Amelang: Überraschend ist, dass Cyber-Versicherungen noch ein Schattendasein fristen. Smart-Home, Smart-Car, Home-Schooling im privaten Bereich und Homeoffice, Bring-your-own-Device, beA, elektronische Patientenakte und so weiter zeigen auf der beruflichen Ebene ein ungebremstes Nutzungsverhalten. Worin könnten die Gründe liegen, dass Cyber-Versicherungen noch nicht als Absicherungsinstrument wahrgenommen werden? Liegt es daran, dass wir Menschen nur archaische Gefahren wie Feuer und Wasser verinnerlicht haben? So sind Büros und Praxen gegen die Sachgefahren, wie Einbruch, Feuer und Wasser (selbstverständlich) versichert, obwohl Einbrüche zurückgehen, aber Cyber-Kriminalität mittlerweile die weltweit umsatzstärkste Sparte ist.

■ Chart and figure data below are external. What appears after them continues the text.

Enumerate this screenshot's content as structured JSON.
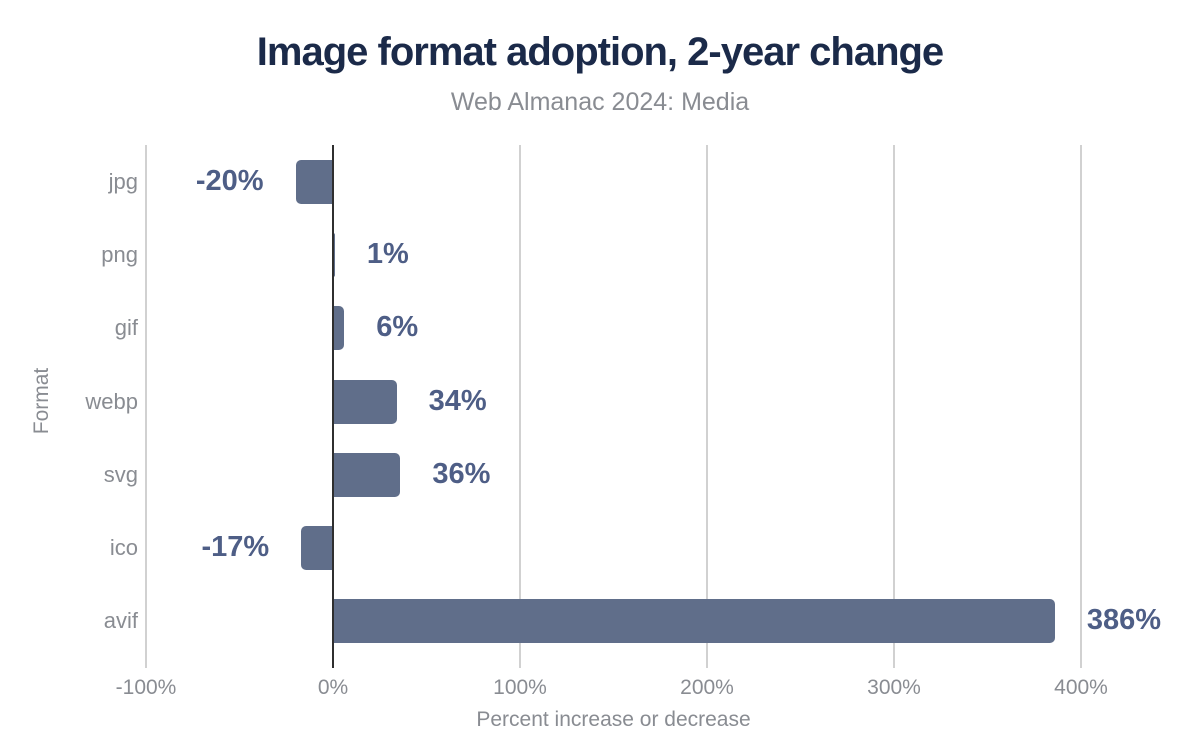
{
  "chart_data": {
    "type": "bar",
    "orientation": "horizontal",
    "title": "Image format adoption, 2-year change",
    "subtitle": "Web Almanac 2024: Media",
    "xlabel": "Percent increase or decrease",
    "ylabel": "Format",
    "categories": [
      "jpg",
      "png",
      "gif",
      "webp",
      "svg",
      "ico",
      "avif"
    ],
    "values": [
      -20,
      1,
      6,
      34,
      36,
      -17,
      386
    ],
    "value_labels": [
      "-20%",
      "1%",
      "6%",
      "34%",
      "36%",
      "-17%",
      "386%"
    ],
    "xlim": [
      -100,
      400
    ],
    "xticks": [
      -100,
      0,
      100,
      200,
      300,
      400
    ],
    "xtick_labels": [
      "-100%",
      "0%",
      "100%",
      "200%",
      "300%",
      "400%"
    ],
    "grid": "vertical-gridlines",
    "legend": "none",
    "colors": {
      "bar": "#606e8a",
      "value_label": "#4e5e86",
      "title": "#1b2a49",
      "muted_text": "#898c92",
      "gridline": "#d1d1d1",
      "zero_line": "#2f2f2f",
      "background": "#ffffff"
    }
  }
}
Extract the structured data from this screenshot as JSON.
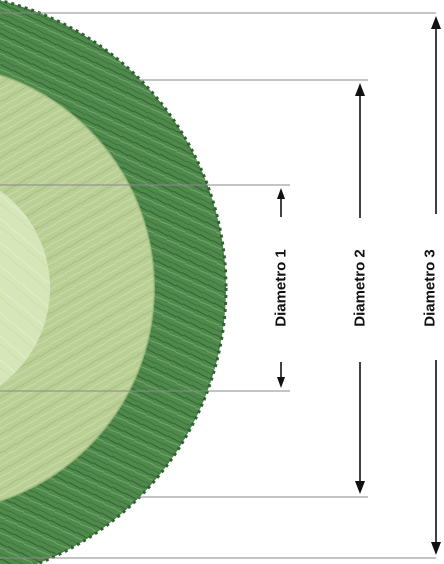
{
  "diagram": {
    "labels": {
      "d1": "Diametro 1",
      "d2": "Diametro 2",
      "d3": "Diametro 3"
    },
    "colors": {
      "outer_ring": "#4f8a4c",
      "outer_ring_dark": "#2f6131",
      "middle_ring": "#b9cf95",
      "inner_core": "#d7e6b9",
      "guide_line": "#8a8a8a",
      "dimension_line": "#111111"
    },
    "icons": {
      "bale": "hay-bale-cross-section-icon",
      "arrow": "arrowhead-icon"
    }
  }
}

Schwintowski: Ich glaube nicht, dass Menschen nur archaische Gefahren als Risiken begreifen. Aber in der Geschichte der Menschheit spielten diese Erfahrungen eine herausragende Rolle – erst die Brände in London und in Hamburg haben zu der Feuerversicherung der Moderne geführt. Über Cyber-Risiken wird viel gesprochen – aber nicht allzu viele Unternehmen und Kanzleien haben die zerstörerische Kraft dieser Risiken bisher unmittelbar erfahren müssen. Deshalb ist es so wichtig, über diese Gefahren zu sprechen – Beispiele zu dokumentieren und immer wieder klarzumachen, dass Cyber-Risiken existenzvernichtend sein können.

Amelang: Auch Rechtsanwälte, Ärzte und Unternehmer sind trotz der besonderen Kategorien von personenbezogenen Daten noch zurückhaltend in Bezug auf eine Cyber-Versicherung. Frei nach dem Song: „Das Herz sagt ja, und der Kopf sagt nein.“ Welche Berufsgruppe könnte eigentlich in der Zukunft auf einen solchen Versicherungsschutz noch verzichten?

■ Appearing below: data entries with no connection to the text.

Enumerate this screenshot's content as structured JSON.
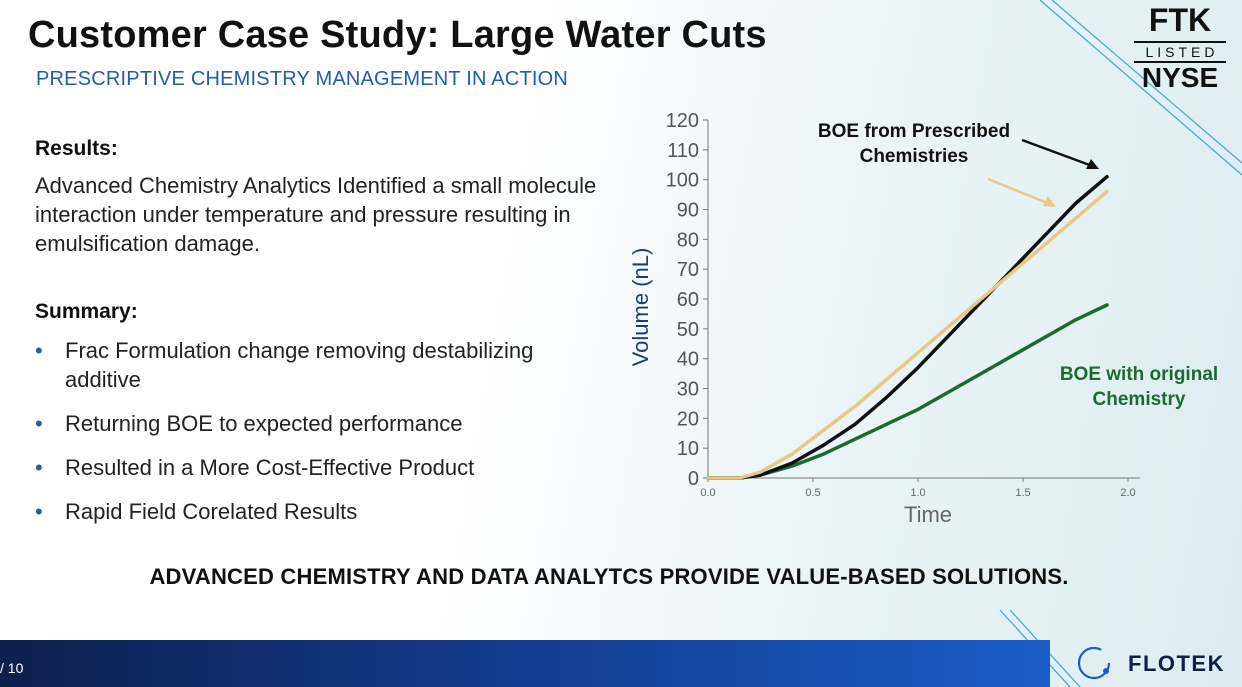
{
  "slide": {
    "title": "Customer Case Study: Large Water Cuts",
    "subtitle": "PRESCRIPTIVE CHEMISTRY MANAGEMENT IN ACTION",
    "page": "/ 10",
    "tagline": "ADVANCED CHEMISTRY AND DATA ANALYTCS PROVIDE VALUE-BASED SOLUTIONS."
  },
  "logo": {
    "ftk": "FTK",
    "listed": "LISTED",
    "nyse": "NYSE"
  },
  "brand": {
    "name": "FLOTEK"
  },
  "results": {
    "heading": "Results:",
    "body": "Advanced Chemistry Analytics Identified a small molecule interaction under temperature and pressure resulting in emulsification damage."
  },
  "summary": {
    "heading": "Summary:",
    "bullets": [
      "Frac Formulation change removing destabilizing additive",
      "Returning BOE to expected performance",
      "Resulted in a More Cost-Effective Product",
      "Rapid Field Corelated Results"
    ]
  },
  "colors": {
    "accent": "#1f5ea8",
    "prescribed_black": "#111111",
    "prescribed_gold": "#e6c982",
    "original_green": "#1a6b2e"
  },
  "chart_data": {
    "type": "line",
    "xlabel": "Time",
    "ylabel": "Volume (nL)",
    "xlim": [
      0,
      2
    ],
    "ylim": [
      0,
      120
    ],
    "xticks": [
      "0.0",
      "0.5",
      "1.0",
      "1.5",
      "2.0"
    ],
    "yticks": [
      "0",
      "10",
      "20",
      "30",
      "40",
      "50",
      "60",
      "70",
      "80",
      "90",
      "100",
      "110",
      "120"
    ],
    "series": [
      {
        "name": "BOE from Prescribed Chemistries (black)",
        "color": "#111111",
        "x": [
          0,
          0.15,
          0.25,
          0.4,
          0.55,
          0.7,
          0.85,
          1.0,
          1.15,
          1.3,
          1.45,
          1.6,
          1.75,
          1.9
        ],
        "y": [
          0,
          0,
          1,
          5,
          11,
          18,
          27,
          37,
          48,
          59,
          70,
          81,
          92,
          101
        ]
      },
      {
        "name": "BOE from Prescribed Chemistries (gold)",
        "color": "#e6c982",
        "x": [
          0,
          0.15,
          0.25,
          0.4,
          0.55,
          0.7,
          0.85,
          1.0,
          1.15,
          1.3,
          1.45,
          1.6,
          1.75,
          1.9
        ],
        "y": [
          0,
          0,
          2,
          8,
          16,
          24,
          33,
          42,
          51,
          60,
          69,
          78,
          87,
          96
        ]
      },
      {
        "name": "BOE with original Chemistry",
        "color": "#1a6b2e",
        "x": [
          0,
          0.15,
          0.25,
          0.4,
          0.55,
          0.7,
          0.85,
          1.0,
          1.15,
          1.3,
          1.45,
          1.6,
          1.75,
          1.9
        ],
        "y": [
          0,
          0,
          1,
          4,
          8,
          13,
          18,
          23,
          29,
          35,
          41,
          47,
          53,
          58
        ]
      }
    ],
    "annotations": [
      {
        "text": "BOE from Prescribed",
        "text2": "Chemistries",
        "color": "#111111"
      },
      {
        "text": "BOE with original",
        "text2": "Chemistry",
        "color": "#1a6b2e"
      }
    ]
  }
}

Schwintowski: In der digitalisierten Welt wird es nur wenige Berufsgruppen geben, die gar keinen Cyber-Risiken ausgesetzt sind. Klassische Musiker, Bildhauer, Schauspieler, vielleicht auch Sportler oder kleine Handwerksbetriebe könnten dazu gehören. Aber auch diese Berufsgruppen werden miteinander vernetzt sein, sodass es sich anbietet, in jedem Falle einmal ein Cyber-Risikoprofil zu entwickeln und darauf aufbauend im Einzelfall zu fragen, welchem Cyber-Risiko das einzelne Unternehmen eigentlich ausgesetzt ist. Die Entwicklung standardisierter Cyber-Risikoprofile, die als Grobraster angelegt werden könnten, wäre, aus meiner Sicht, für die Praxis sehr hilfreich.

Amelang: Die sich offensichtlich immer weiter vernetzende Welt wird gerade auch nach den fortschreitenden neuen Vernetzungen nicht nur den bekannten, sondern auch neuen Bedrohungen gegenüberstehen. Das Thema Cyber-Sicherheit und die damit verbundenen Handlungsaufforderungen werden für alle Berufe und natürlich auch im Privatleben in der Zukunft ein wichtiges Thema darstellen. Neue Risiken verlangen neue Lösungen. Es bleibt wichtig, über diese Veränderungen zu reflektieren und die Maßnahmen ins Visier zu nehmen. Es gilt ein Bewusstsein zu entwickeln, dass sich den Risiken stellt, im Vorfeld entsprechende Maßnahmen ergreift und nach Verwirklichung des Risikos Lösungen bereithält. Herr Schwintowski, ich bedanke mich für das Gespräch.